Travel costs on the grow

While business travel costs vary between industries and depend on the size of an individual company, Doyle says that Canada’s expanding economy – expected to grow by two per cent this year – will prompt more companies to travel in order to grow their business both at home and abroad.

In addition, he tells PAX that airfare prices are expected to increase this year, especially on business class flights: according to American Express GBT’s Air Monitor 2019 report, these flights will increase in price by 6.6 percent on domestic/transborder services, while on international routes, increases of 6.2 per cent and 5.3 per cent can be expected for flights to Europe and Africa respectively.

However, he adds that within North America, some economy routes could see a drop in price due to factors such as excess capacity generated by LCCs and Air Canada’s active promotion of its basic economy product.

The joint-venture between WestJet and Delta, slated to go live in 2019, could also help sustain the price level on transborder business class flights, he added.

Business offerings by airline

Air Canada

Business Class cabins with 2-2 seat configuration are offered on flights in North America and to and from the Caribbean and Central America; in addition, Air Canada Signature Class cabin, featuring Executive or Classic pods (converting to lie-flat beds) is available on international flights and select North American routes.

Air Canada’s business class cabin (photo courtesy of Air Canada)

The Signature Class also offers guests a menu created by Chef David Hawksworth, a selection of wine chosen by Air Canada's sommelier Véronique Rivest and a South Asian menu by Chef Vikram Vij on flights to New Delhi and Mumbai.

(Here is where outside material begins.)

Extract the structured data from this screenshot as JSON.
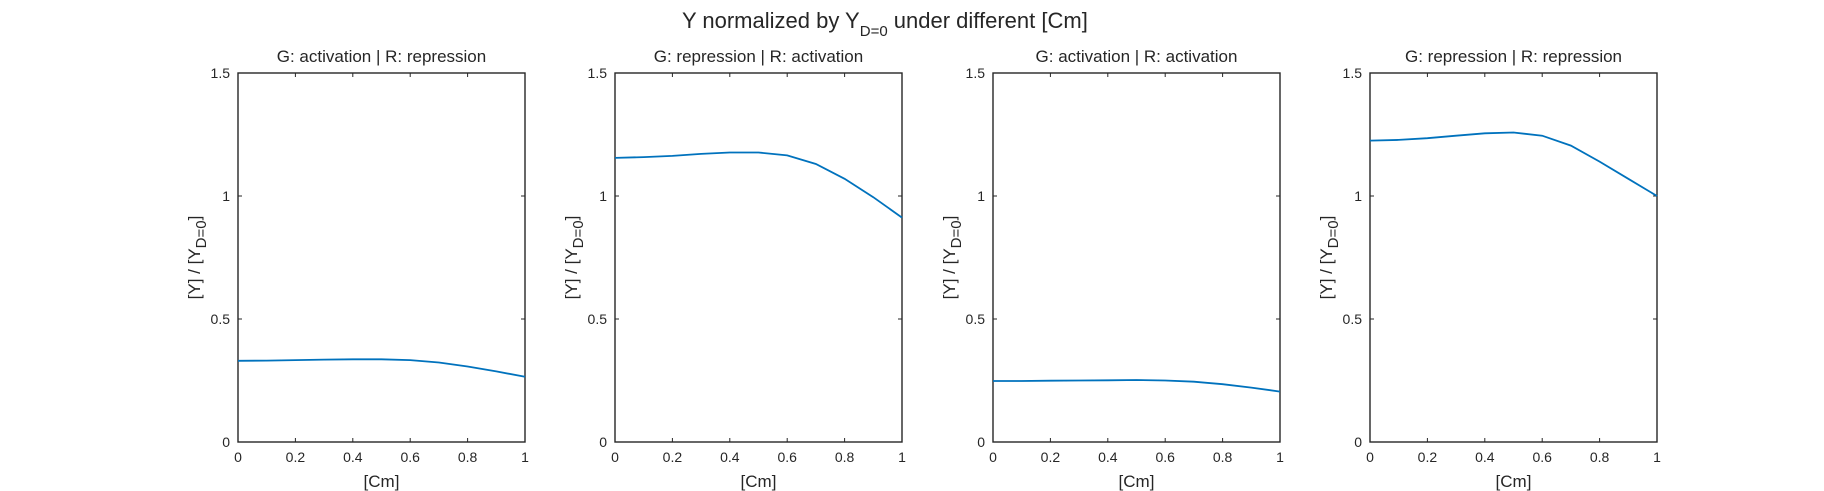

Two programs for businesses depending on size – Air Canada for Business and Air Canada for Corporate – are also available for companies, along with Air Canada Flight Pass for Business: prepaid packages of 30, 60, 100 and 200 credits which can be shared by multiple employees for travel in Flex, Latitude and Business Class (domestic, transborder and international flights).

Porter

Operating in eastern North America from its home at Billy Bishop Toronto City Airport, Porter connects a number of Canadian and U.S. business centres including ‘The Triangle’ of Toronto, Ottawa and Montreal, plus New York and Chicago.

Porter Airlines flies between popular business destinations in Canada and the U.S.

In addition to Porter’s own route network, business travellers heading to the U.S. can also connect with JetBlue in Boston and Newark to another 28 U.S. cities, including business hubs such as Atlanta, Dallas, Los Angeles and Seattle.

While the airline’s fleet of Bombardier Q400s don’t offer a separate business class cabin, two seating upgrades – Premium and Premium PLUS – are available on all flights, situated near the front of the plane.

The airline also operates a Porter Corporate Travel Program, offering participating companies discounts on airfare.

WestJet

Evolving from its early days as a low-cost alternative to other Canadian carriers, WestJet has made business travel a key focus in recent years.

Earlier this year, WestJet’s new B787-9 fleet introduced the airline’s first business class cabin, offering travellers 16 private pods (in a 1-2-1 configuration) that convert into lie-flat beds.

The new business class on WestJet’s B787-9 Dreamliners (photo courtesy of WestJet)

The carrier also offers a WestJet Biz corporate booking tool and the WestJet Simplicity program, which provides travellers with enhanced flexibility for short trips between Toronto, Ottawa, Montreal and New York.